La situation insulaire est souvent le lieu de tous les possibles, utopie, dystopie, exil volontaire ou forcé, fuite salutaire « hors du monde », sursis ou survie du naufragé, etc. Dans ce deuxième opus de Bertrand Guerry, l’île prend l’allure d’un espace de l’impossible. Jeanne vit avec son neveu, Tom, et avec deux absents : l’an dernier la mer a avalé Jorden, le mari de Jeanne et Rika, sa belle-sœur. Jeanne a beau scruter l’océan, attendre, il ne recrachera jamais ses proches comme la baleine a finalement vomi Jonas vivant ! Ce morceau de terre magnifique, cette mer dense et vaste, cet azur insolent signent pour elle le scandale de l’absence, du manque et du vide qui a dérobé Jeanne à son quotidien. La femme se débat entre deux impossibles celui du retour des disparus et celui du deuil à faire. Sur l’Île d’Yeu, ni dieu ni diable, mais la silhouette étrange d’un ours pas vraiment à sa place. Au crépuscule, Jeanne endosse le poids de sa douleur, une peau d’ours et parcourt la lande sauvage comme une bête égarée à la recherche de son territoire intérieur. L’île est son complice et son bourreau, la perte de ses proches fait du lieu celui d’une déterritorialisation mentale. Jeanne survit au risque de la folie et ce n’est pas le regard blafard de la pleine lune qui fera lever un jour nouveau pour elle.

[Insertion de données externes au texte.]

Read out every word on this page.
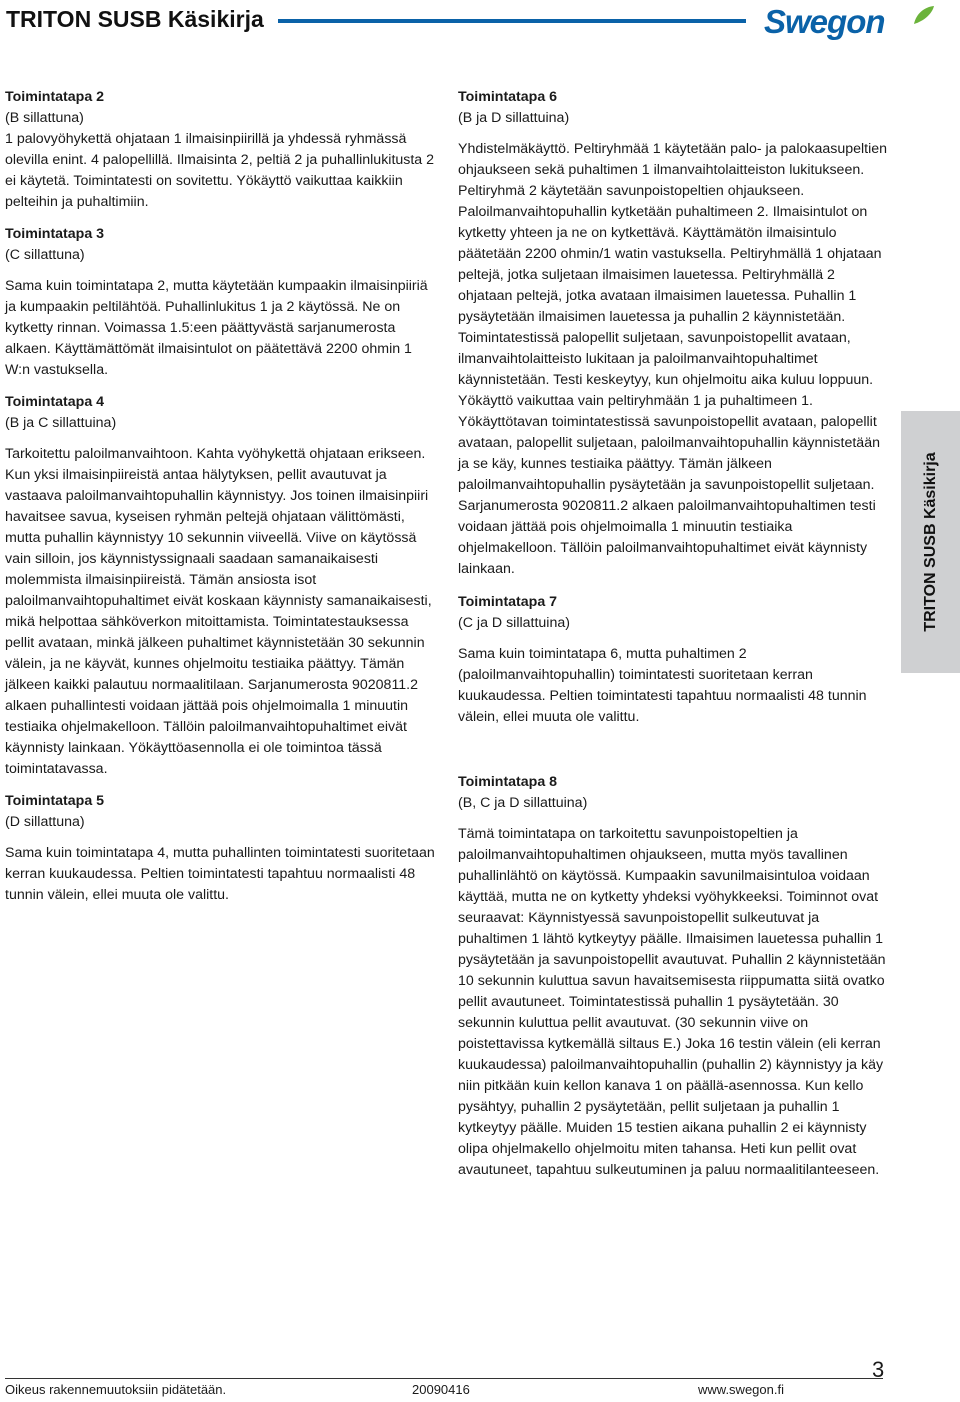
TRITON SUSB Käsikirja	Swegon
Toimintatapa 2
(B sillattuna)
1 palovyöhykettä ohjataan 1 ilmaisinpiirillä ja yhdessä ryhmässä olevilla enint. 4 palopellillä. Ilmaisinta 2, peltiä 2 ja puhallinlukitusta 2 ei käytetä. Toimintatesti on sovitettu. Yökäyttö vaikuttaa kaikkiin pelteihin ja puhaltimiin.
Toimintatapa 3
(C sillattuna)
Sama kuin toimintatapa 2, mutta käytetään kumpaakin ilmaisinpiiriä ja kumpaakin peltilähtöä. Puhallinlukitus 1 ja 2 käytössä. Ne on kytketty rinnan. Voimassa 1.5:een päättyvästä sarjanumerosta alkaen. Käyttämättömät ilmaisintulot on päätettävä 2200 ohmin 1 W:n vastuksella.
Toimintatapa 4
(B ja C sillattuina)
Tarkoitettu paloilmanvaihtoon. Kahta vyöhykettä ohjataan erikseen. Kun yksi ilmaisinpiireistä antaa hälytyksen, pellit avautuvat ja vastaava paloilmanvaihtopuhallin käynnistyy. Jos toinen ilmaisinpiiri havaitsee savua, kyseisen ryhmän peltejä ohjataan välittömästi, mutta puhallin käynnistyy 10 sekunnin viiveellä. Viive on käytössä vain silloin, jos käynnistyssignaali saadaan samanaikaisesti molemmista ilmaisinpiireistä. Tämän ansiosta isot paloilmanvaihtopuhaltimet eivät koskaan käynnisty samanaikaisesti, mikä helpottaa sähköverkon mitoittamista. Toimintatestauksessa pellit avataan, minkä jälkeen puhaltimet käynnistetään 30 sekunnin välein, ja ne käyvät, kunnes ohjelmoitu testiaika päättyy. Tämän jälkeen kaikki palautuu normaalitilaan. Sarjanumerosta 9020811.2 alkaen puhallintesti voidaan jättää pois ohjelmoimalla 1 minuutin testiaika ohjelmakelloon. Tällöin paloilmanvaihtopuhaltimet eivät käynnisty lainkaan. Yökäyttöasennolla ei ole toimintoa tässä toimintatavassa.
Toimintatapa 5
(D sillattuna)
Sama kuin toimintatapa 4, mutta puhallinten toimintatesti suoritetaan kerran kuukaudessa. Peltien toimintatesti tapahtuu normaalisti 48 tunnin välein, ellei muuta ole valittu.
Toimintatapa 6
(B ja D sillattuina)
Yhdistelmäkäyttö. Peltiryhmää 1 käytetään palo- ja palokaasupeltien ohjaukseen sekä puhaltimen 1 ilmanvaihtolaitteiston lukitukseen. Peltiryhmä 2 käytetään savunpoistopeltien ohjaukseen. Paloilmanvaihtopuhallin kytketään puhaltimeen 2. Ilmaisintulot on kytketty yhteen ja ne on kytkettävä. Käyttämätön ilmaisintulo päätetään 2200 ohmin/1 watin vastuksella. Peltiryhmällä 1 ohjataan peltejä, jotka suljetaan ilmaisimen lauetessa. Peltiryhmällä 2 ohjataan peltejä, jotka avataan ilmaisimen lauetessa. Puhallin 1 pysäytetään ilmaisimen lauetessa ja puhallin 2 käynnistetään. Toimintatestissä palopellit suljetaan, savunpoistopellit avataan, ilmanvaihtolaitteisto lukitaan ja paloilmanvaihtopuhaltimet käynnistetään. Testi keskeytyy, kun ohjelmoitu aika kuluu loppuun. Yökäyttö vaikuttaa vain peltiryhmään 1 ja puhaltimeen 1. Yökäyttötavan toimintatestissä savunpoistopellit avataan, palopellit avataan, palopellit suljetaan, paloilmanvaihtopuhallin käynnistetään ja se käy, kunnes testiaika päättyy. Tämän jälkeen paloilmanvaihtopuhallin pysäytetään ja savunpoistopellit suljetaan. Sarjanumerosta 9020811.2 alkaen paloilmanvaihtopuhaltimen testi voidaan jättää pois ohjelmoimalla 1 minuutin testiaika ohjelmakelloon. Tällöin paloilmanvaihtopuhaltimet eivät käynnisty lainkaan.
Toimintatapa 7
(C ja D sillattuina)
Sama kuin toimintatapa 6, mutta puhaltimen 2 (paloilmanvaihtopuhallin) toimintatesti suoritetaan kerran kuukaudessa. Peltien toimintatesti tapahtuu normaalisti 48 tunnin välein, ellei muuta ole valittu.
Toimintatapa 8
(B, C ja D sillattuina)
Tämä toimintatapa on tarkoitettu savunpoistopeltien ja paloilmanvaihtopuhaltimen ohjaukseen, mutta myös tavallinen puhallinlähtö on käytössä. Kumpaakin savunilmaisintuloa voidaan käyttää, mutta ne on kytketty yhdeksi vyöhykkeeksi. Toiminnot ovat seuraavat: Käynnistyessä savunpoistopellit sulkeutuvat ja puhaltimen 1 lähtö kytkeytyy päälle. Ilmaisimen lauetessa puhallin 1 pysäytetään ja savunpoistopellit avautuvat. Puhallin 2 käynnistetään 10 sekunnin kuluttua savun havaitsemisesta riippumatta siitä ovatko pellit avautuneet. Toimintatestissä puhallin 1 pysäytetään. 30 sekunnin kuluttua pellit avautuvat. (30 sekunnin viive on poistettavissa kytkemällä siltaus E.) Joka 16 testin välein (eli kerran kuukaudessa) paloilmanvaihtopuhallin (puhallin 2) käynnistyy ja käy niin pitkään kuin kellon kanava 1 on päällä-asennossa. Kun kello pysähtyy, puhallin 2 pysäytetään, pellit suljetaan ja puhallin 1 kytkeytyy päälle. Muiden 15 testien aikana puhallin 2 ei käynnisty olipa ohjelmakello ohjelmoitu miten tahansa. Heti kun pellit ovat avautuneet, tapahtuu sulkeutuminen ja paluu normaalitilanteeseen.
TRITON SUSB Käsikirja
Oikeus rakennemuutoksiin pidätetään.	20090416	www.swegon.fi
3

Pourtant tout autour de Jeanne interprétée tout en présence-absence par Sophie Davout, l’île vit. Tom (Sacha Guerry) et sa pote Emma (Colombe de Bailliencourt) explosent de vitalité, apprentis cinéastes réinventant le 7e art. Viktor et Oskar (Cédric Marchal et François Thollet) personnages décalés du bar « Le bon accueil » assument gaîment une double vie de garde-chasse le jour et de crooners la nuit. Et puis, il y a Jan et Suzanne (Chris Walder et Marie Walder) qui redécouvrent l’amour à 70 ans. Tom a le projet de partir à Paris pour tenter sa chance comme acteur mais Jeanne ne peut se passer de lui, tant que sa pesante peau d’ours entrave son humaine liberté. Peau d’âne symbolise le désir coupable. Peau d’ours traduit l’effort de résilience, l’épais travail de deuil… Tom assume le rôle de libérateur, il proclame que « le bonheur n’est pas une bête sauvage » et parvient à apprivoiser la folle douleur de sa tante. Sur la route qui sort du village, il se fait « Saint-Sauveur » pour faire avancer Jeanne sur le chemin de la renaissance…

Tout cela et bien d’autres choses encore se déroulent selon un séquençage journalier qui en une semaine de pleine lune fera revenir la clarté solaire pour toute l’île trop souvent plongée dans le bleu-gris d’une colorimétrie de l’image. Si l’île est le personnage collectif du film, la musique et ses silences racontent les personnages et les paysages.

L’ours avec lequel on tomberait nez à nez au détour d’un sentier d’une profonde forêt septentrionale pourrait nous effrayer mais, transformé en peluche amicale, il devient l’objet transitionnel qui aide tout un chacun à faire le premier deuil de sa vie, celui de quitter le giron maternel pour entrer dans le grand tourbillon de l’existence en solitaire. La bête sauvage du film ne parvient pas à dévorer l’appétence de la bande d’amis du film à un bonheur aussi simple que celui de vivre parmi les gens qu’on aime et qui vous aiment.

Jean-Pierre Haddad

Le bonheur est une bête sauvage, Bertrand Guerry (1h35) Sortie nationale le 02 juillet 2025.